The fight to separate the science of climate change from industry and political interests has reached its next battleground: museums. A group of climate experts and other scientists is urging the nation's science and natural history museums to stop accepting money from fossil fuel companies and climate deniers.
Their open letter, which was signed by 36 scientists and delivered to more than 330 institutions, asks that the museums, as "trusted sources of scientific information," make the decision to "cut all ties with the fossil fuel industry and funders of climate science obfuscation."
It takes particular aim at David Koch, who, aside from heading up "one one of the greatest contributors to greenhouse gas emissions in the United States" (Koch Industries), has, it claims, spent over $67 million since 1997 funding groups dedicated to undermining climate science.
"When some of the biggest contributors to climate change and funders of misinformation on climate science sponsor exhibitions in museums of science and natural history," the letter argues, "they undermine public confidence in the validity of the institutions responsible for transmitting scientific knowledge. This corporate philanthropy comes at too high a cost."

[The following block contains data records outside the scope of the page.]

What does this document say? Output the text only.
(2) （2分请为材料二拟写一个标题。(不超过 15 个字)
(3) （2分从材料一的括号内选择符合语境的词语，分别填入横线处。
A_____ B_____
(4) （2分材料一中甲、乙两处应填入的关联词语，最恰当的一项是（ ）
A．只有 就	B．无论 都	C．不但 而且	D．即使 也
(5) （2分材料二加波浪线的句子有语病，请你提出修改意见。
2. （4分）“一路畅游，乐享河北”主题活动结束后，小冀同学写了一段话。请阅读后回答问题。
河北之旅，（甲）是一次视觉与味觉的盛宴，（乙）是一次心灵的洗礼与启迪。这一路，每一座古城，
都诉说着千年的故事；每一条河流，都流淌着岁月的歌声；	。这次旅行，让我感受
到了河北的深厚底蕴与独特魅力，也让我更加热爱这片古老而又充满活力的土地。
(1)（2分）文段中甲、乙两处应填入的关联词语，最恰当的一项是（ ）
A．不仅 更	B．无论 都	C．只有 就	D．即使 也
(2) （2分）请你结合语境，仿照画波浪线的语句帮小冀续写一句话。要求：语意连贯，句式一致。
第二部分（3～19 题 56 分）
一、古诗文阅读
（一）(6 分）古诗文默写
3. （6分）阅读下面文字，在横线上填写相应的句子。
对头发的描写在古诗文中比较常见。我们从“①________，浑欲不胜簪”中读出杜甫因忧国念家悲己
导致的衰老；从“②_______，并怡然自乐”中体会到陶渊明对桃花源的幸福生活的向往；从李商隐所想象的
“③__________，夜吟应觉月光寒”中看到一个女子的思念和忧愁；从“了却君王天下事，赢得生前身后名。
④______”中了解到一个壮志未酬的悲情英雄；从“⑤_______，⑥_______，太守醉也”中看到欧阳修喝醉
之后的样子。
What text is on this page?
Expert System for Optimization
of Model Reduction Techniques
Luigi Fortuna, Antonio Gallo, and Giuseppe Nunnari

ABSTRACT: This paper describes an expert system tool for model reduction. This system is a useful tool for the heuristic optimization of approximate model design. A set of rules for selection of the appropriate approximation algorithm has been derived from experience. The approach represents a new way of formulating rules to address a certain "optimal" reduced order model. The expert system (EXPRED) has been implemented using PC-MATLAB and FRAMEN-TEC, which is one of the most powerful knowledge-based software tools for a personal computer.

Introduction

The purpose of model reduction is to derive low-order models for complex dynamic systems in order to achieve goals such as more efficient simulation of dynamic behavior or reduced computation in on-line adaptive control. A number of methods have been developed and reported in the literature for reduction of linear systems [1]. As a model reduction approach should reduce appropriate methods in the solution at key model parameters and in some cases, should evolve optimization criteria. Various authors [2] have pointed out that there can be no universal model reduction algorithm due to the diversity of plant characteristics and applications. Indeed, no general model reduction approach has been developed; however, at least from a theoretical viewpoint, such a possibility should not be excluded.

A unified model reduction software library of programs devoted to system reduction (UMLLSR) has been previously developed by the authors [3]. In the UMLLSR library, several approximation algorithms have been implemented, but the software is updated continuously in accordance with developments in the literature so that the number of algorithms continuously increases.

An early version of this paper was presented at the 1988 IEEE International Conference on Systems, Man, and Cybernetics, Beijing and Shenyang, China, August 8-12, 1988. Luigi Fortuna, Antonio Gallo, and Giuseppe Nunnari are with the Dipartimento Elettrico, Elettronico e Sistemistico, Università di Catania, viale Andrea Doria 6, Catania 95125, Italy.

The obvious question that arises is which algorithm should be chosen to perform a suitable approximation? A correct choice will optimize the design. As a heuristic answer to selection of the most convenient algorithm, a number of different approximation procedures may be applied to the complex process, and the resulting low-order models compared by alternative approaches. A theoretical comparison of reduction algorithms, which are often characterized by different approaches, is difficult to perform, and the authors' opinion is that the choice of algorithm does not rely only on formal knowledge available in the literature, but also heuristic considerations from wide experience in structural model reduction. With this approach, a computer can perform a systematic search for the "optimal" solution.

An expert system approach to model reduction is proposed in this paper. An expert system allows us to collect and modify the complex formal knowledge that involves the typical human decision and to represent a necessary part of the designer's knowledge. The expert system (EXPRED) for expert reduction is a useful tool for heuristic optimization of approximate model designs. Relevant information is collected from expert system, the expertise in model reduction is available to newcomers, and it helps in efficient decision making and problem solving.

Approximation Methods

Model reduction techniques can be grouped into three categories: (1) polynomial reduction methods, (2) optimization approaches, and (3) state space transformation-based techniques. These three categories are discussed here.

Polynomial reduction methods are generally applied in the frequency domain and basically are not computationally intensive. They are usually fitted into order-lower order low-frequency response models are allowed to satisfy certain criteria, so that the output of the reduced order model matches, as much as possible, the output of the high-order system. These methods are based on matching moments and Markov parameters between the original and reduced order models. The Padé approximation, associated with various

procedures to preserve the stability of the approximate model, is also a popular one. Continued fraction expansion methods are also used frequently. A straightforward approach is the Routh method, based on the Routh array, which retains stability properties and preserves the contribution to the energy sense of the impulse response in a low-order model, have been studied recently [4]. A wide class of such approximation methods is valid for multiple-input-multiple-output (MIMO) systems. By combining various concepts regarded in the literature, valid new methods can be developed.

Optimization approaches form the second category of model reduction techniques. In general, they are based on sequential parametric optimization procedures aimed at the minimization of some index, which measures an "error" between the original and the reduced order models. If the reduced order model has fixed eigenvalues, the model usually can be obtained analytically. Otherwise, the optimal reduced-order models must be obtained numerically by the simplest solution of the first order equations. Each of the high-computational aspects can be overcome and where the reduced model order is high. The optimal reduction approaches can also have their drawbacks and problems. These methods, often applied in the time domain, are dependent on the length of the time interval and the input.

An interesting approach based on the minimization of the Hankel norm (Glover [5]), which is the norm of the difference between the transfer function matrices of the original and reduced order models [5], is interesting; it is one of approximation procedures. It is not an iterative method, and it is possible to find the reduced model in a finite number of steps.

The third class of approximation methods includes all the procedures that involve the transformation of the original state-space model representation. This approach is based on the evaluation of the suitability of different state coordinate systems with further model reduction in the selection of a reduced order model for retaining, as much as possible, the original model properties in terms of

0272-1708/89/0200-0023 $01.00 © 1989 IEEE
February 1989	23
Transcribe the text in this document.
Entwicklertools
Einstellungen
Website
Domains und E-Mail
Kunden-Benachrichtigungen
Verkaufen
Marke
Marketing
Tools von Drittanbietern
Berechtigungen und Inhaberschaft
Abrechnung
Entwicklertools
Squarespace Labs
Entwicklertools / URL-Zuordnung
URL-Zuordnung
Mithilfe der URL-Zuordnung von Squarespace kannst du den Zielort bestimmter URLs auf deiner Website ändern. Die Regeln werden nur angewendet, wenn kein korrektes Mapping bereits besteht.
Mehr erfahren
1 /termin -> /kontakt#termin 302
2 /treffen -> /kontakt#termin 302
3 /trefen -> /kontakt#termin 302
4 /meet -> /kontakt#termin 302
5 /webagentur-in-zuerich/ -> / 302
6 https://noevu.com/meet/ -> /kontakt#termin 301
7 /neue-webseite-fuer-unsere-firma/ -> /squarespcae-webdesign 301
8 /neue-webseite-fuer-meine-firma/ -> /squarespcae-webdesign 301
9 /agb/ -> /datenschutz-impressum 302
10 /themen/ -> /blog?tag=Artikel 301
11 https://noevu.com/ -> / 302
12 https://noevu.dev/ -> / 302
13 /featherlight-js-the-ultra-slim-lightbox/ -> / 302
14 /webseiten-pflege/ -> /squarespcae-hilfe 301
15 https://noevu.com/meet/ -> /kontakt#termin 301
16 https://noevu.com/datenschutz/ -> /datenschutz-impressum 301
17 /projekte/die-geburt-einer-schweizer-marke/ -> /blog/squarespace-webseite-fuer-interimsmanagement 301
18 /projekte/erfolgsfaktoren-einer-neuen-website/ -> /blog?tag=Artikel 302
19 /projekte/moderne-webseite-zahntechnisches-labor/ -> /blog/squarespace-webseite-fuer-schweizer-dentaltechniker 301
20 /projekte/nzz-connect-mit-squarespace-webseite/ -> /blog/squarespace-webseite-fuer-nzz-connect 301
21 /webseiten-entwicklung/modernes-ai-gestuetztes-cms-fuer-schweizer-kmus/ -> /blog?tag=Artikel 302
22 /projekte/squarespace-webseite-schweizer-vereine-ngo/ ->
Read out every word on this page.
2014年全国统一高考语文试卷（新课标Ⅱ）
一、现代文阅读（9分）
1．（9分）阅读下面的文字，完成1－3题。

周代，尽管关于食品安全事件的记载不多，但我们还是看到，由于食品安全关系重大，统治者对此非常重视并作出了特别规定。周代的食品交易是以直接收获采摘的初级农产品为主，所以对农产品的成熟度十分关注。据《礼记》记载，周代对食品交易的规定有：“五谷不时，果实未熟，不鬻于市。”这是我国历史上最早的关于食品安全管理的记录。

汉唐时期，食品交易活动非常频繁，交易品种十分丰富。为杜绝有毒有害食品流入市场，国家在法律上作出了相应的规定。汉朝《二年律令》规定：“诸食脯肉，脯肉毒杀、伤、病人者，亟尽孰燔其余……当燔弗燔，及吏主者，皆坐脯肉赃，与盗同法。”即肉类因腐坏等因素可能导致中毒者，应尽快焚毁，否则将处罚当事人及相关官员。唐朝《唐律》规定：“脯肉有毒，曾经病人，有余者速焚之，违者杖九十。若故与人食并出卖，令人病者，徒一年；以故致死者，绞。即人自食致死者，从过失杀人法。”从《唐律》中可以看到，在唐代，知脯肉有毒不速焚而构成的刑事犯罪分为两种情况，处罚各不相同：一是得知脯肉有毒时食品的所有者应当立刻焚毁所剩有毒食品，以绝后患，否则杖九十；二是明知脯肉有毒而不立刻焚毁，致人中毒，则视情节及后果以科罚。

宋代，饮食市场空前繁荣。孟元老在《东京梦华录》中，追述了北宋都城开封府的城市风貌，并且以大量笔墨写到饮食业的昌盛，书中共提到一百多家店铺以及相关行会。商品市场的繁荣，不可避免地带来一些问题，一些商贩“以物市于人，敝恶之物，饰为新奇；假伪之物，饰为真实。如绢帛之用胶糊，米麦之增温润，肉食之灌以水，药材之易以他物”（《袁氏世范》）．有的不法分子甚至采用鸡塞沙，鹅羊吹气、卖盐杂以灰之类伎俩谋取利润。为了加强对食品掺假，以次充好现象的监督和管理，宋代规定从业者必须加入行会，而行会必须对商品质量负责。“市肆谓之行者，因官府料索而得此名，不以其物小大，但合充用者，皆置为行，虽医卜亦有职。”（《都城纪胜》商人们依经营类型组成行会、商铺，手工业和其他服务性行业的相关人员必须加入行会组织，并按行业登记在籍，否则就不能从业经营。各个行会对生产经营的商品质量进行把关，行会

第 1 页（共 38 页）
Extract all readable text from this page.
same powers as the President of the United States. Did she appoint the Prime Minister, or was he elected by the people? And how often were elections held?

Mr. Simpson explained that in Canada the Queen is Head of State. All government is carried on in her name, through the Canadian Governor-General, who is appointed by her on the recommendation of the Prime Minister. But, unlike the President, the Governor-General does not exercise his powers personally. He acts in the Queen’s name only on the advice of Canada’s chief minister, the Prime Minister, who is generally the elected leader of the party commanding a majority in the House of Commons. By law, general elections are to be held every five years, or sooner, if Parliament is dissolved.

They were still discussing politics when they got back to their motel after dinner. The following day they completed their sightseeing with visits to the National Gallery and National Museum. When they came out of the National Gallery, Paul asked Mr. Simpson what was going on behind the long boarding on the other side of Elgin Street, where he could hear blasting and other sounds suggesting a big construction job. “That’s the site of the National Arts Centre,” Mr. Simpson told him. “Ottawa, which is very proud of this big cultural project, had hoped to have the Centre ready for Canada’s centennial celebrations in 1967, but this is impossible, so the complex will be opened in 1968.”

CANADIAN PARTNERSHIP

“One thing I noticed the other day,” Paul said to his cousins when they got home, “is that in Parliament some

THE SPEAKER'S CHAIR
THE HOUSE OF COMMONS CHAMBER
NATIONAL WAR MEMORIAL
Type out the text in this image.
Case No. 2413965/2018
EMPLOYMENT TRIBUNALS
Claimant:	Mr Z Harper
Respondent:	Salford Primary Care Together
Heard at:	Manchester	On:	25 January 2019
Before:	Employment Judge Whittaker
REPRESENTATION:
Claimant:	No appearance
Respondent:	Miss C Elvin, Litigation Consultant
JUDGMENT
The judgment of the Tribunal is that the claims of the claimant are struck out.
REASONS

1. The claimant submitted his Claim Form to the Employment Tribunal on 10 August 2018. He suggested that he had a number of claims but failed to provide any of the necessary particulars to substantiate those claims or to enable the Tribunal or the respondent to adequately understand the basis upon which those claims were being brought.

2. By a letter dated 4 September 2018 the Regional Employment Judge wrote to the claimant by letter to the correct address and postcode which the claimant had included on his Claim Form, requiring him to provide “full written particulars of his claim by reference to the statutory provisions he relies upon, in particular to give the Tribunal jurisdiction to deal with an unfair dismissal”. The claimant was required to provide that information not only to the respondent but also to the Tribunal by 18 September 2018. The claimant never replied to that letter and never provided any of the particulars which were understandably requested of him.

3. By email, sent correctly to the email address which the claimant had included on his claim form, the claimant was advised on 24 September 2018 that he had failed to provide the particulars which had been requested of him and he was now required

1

What sort of thing happens when a museum, for instance, takes $15 million from fossil fuel titan with a known history of spreading disinformation about climate change? Here's the New Yorker's report, from 2010, on the David H. Koch Hall of Human Origins at the Smithsonian National Museum of Natural History:
At the main entrance, viewers are confronted with a giant graph charting the Earth’s temperature over the past ten million years, which notes that it is far cooler now than it was ten thousand years ago. Overhead, the text reads, “HUMANS EVOLVED IN RESPONSE TO A CHANGING WORLD.” The message, as amplified by the exhibit’s Web site, is that “key human adaptations evolved in response to environmental instability.” Only at the end of the exhibit, under the headline “OUR SURVIVAL CHALLENGE,” is it noted that levels of carbon dioxide are higher now than they have ever been, and that they are projected to increase dramatically in the next century. No cause is given for this development; no mention is made of any possible role played by fossil fuels. The exhibit makes it seem part of a natural continuum. The accompanying text says, “During the period in which humans evolved, Earth’s temperature and the amount of carbon dioxide in the atmosphere fluctuated together.” An interactive game in the exhibit suggests that humans will continue to adapt to climate change in the future. People may build “underground cities,” developing “short, compact bodies” or “curved spines,” so that “moving around in tight spaces will be no problem.”
It'd be difficult to establish whether Koch himself, or just the influence of his money, helped shape the exhibit (a spokesperson for the museum denied that was the case) -- but its treatment of man-made climate change can only be described as "science," at best.
Jumping on the bandwagon, a group of 15 non-profits launched a campaign of their own to get the Smithsonian, as well as the American Museum of Natural History, to boot David Koch from their boards of directors.